CIDR (Classless Inter-Domain Routing, pronounced "cider") is a notation for flexibly specifying the boundary between the network and host portions of an IP address. It is written as 192.168.1.0/24, where the number after the slash (prefix length) indicates how many leading bits represent the network.

Before CIDR, IP addresses were managed in rigid classes: Class A (8-bit network), Class B (16-bit), and Class C (24-bit). Class B provided 65,534 addresses - too many for mid-sized organizations - while Class C's 254 addresses were too few.

Introduced in 1993, CIDR abolished fixed classes and allowed network boundaries at any bit position, dramatically reducing IP address waste and controlling routing table growth.

Understanding Prefix Lengths

/8 (255.0.0.0)
8-bit network, 24-bit host. About 16.7 million addresses. Equivalent to old Class A. 10.0.0.0/8 is widely used as private address space.
/16 (255.255.0.0)
16-bit network, 16-bit host. 65,534 addresses. Equivalent to old Class B. 172.16.0.0/16 is a private address range.
/24 (255.255.255.0)
24-bit network, 8-bit host. 254 addresses. Equivalent to old Class C. The most common size for home and small office networks.
/32
Specifies a single IP address. Used in firewall rules to allow or deny exactly one host.

Larger prefix lengths mean smaller networks (fewer addresses). /0 represents all IP addresses (the entire internet) and is used for default routes.

Relationship with Subnet Masks

A subnet mask expresses the same information as CIDR in a different format. /24 equals 255.255.255.0; /16 equals 255.255.0.0. The mask sets network bits to 1 and host bits to 0.
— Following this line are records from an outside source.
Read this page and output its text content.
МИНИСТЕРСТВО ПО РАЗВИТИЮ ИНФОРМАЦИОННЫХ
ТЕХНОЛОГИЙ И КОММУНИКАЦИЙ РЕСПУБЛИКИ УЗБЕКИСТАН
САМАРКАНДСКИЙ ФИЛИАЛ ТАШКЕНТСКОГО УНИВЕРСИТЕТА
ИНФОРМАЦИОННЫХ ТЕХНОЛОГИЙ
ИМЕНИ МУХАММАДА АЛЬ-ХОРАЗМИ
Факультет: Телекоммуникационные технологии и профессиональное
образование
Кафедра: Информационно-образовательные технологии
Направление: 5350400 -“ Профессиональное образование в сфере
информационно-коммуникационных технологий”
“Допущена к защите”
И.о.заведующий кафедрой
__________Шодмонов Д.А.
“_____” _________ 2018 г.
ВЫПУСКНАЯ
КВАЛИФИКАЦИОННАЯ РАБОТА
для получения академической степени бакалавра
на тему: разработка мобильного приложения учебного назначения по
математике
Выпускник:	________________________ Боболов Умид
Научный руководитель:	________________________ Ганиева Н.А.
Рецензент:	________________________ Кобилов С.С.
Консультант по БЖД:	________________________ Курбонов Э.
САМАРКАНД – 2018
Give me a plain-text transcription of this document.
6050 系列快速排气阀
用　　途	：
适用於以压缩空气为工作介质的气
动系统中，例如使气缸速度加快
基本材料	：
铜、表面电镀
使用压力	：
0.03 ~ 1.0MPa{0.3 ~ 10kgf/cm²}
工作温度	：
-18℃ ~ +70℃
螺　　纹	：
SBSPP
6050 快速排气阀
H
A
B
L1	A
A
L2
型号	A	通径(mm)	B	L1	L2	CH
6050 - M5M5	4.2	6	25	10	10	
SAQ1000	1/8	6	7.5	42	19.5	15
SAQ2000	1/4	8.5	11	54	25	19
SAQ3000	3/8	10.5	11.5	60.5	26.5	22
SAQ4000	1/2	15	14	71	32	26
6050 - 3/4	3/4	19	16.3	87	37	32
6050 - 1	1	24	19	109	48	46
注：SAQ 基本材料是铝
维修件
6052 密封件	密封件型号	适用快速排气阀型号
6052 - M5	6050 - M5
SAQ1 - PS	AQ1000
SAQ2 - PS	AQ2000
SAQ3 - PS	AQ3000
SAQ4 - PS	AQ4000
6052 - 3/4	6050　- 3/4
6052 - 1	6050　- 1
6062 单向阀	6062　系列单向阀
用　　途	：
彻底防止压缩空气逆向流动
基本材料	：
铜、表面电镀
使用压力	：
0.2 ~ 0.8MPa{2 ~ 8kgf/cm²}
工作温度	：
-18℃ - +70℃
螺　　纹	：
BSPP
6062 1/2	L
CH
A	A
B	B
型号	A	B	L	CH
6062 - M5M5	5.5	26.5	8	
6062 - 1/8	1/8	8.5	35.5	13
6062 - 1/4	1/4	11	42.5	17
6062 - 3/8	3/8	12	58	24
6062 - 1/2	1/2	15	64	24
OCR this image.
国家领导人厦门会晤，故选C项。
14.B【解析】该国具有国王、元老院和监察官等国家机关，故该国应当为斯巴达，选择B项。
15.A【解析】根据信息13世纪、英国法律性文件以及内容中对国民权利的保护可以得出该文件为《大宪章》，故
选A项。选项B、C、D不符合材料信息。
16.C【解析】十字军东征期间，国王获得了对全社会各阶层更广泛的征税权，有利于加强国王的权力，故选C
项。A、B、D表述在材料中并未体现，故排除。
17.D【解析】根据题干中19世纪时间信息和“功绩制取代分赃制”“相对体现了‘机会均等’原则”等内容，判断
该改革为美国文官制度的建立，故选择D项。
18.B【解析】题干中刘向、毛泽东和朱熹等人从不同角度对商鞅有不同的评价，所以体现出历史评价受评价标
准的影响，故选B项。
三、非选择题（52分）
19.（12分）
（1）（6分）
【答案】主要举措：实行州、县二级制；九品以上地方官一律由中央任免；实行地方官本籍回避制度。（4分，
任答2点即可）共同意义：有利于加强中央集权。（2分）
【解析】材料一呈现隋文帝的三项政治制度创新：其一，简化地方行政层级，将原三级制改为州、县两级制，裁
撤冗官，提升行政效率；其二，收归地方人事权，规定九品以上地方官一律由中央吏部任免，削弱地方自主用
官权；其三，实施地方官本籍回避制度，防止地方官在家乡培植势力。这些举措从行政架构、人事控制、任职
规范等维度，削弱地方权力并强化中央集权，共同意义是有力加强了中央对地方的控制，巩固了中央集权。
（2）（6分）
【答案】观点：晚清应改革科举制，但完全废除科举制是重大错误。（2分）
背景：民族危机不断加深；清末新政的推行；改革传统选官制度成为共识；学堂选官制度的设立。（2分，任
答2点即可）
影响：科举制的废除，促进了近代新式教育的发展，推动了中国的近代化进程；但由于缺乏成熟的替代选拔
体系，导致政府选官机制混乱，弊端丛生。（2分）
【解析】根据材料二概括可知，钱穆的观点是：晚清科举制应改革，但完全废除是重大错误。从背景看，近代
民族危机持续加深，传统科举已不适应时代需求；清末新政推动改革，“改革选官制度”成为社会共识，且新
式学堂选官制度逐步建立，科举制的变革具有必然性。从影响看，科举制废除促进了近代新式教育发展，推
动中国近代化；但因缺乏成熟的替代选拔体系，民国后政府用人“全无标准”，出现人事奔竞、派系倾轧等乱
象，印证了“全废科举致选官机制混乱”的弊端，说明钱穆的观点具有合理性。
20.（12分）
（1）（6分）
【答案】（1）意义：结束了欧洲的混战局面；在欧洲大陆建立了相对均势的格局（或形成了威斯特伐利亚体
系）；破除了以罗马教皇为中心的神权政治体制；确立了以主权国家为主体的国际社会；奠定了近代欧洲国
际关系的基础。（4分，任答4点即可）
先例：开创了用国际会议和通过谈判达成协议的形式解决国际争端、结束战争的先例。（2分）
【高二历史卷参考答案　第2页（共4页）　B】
For 192.168.1.100/24, the AND operation with 255.255.255.0 yields the network address 192.168.1.0. Usable hosts range from 192.168.1.1 to 192.168.1.254 (with .0 reserved as the network address and .255 as the broadcast address).

CIDR notation is more concise and easier to calculate, making it the standard in modern network design. However, OS network settings sometimes still use subnet mask format, so understanding both is practical.

AWS Security Group Examples

AWS security groups and network ACLs use CIDR notation to specify source and destination addresses. Understanding CIDR is essential for cloud infrastructure.

  • 0.0.0.0/0: All IPv4 addresses. Used to open HTTP/HTTPS ports on web servers, but dangerous for SSH ports as it allows login attempts from anywhere.
  • ::/0: All IPv6 addresses. The IPv6 equivalent of 0.0.0.0/0.
  • 203.0.113.50/32: A single IP address. Used to restrict SSH access to your office IP only.
  • 10.0.0.0/16: An entire VPC private subnet range. Used for internal communication rules.

When designing an AWS VPC, you choose a VPC CIDR block (e.g., 10.0.0.0/16) and subdivide it into subnets (e.g., 10.0.1.0/24 for public, 10.0.2.0/24 for private). Size the VPC CIDR generously to accommodate future growth.

Common Misconceptions

/24 is the same as Class C
/24 simply means the first 24 bits are the network portion, independent of the old class system. CIDR abolished classes entirely. For example, 10.0.1.0/24 is a /24 within the old Class A range.
CIDR is only for IPv4
CIDR is used with IPv6 as well. IPv6 uses /64 as the standard subnet size and /48 for typical site allocations. The notation is identical: 2001:db8::/32.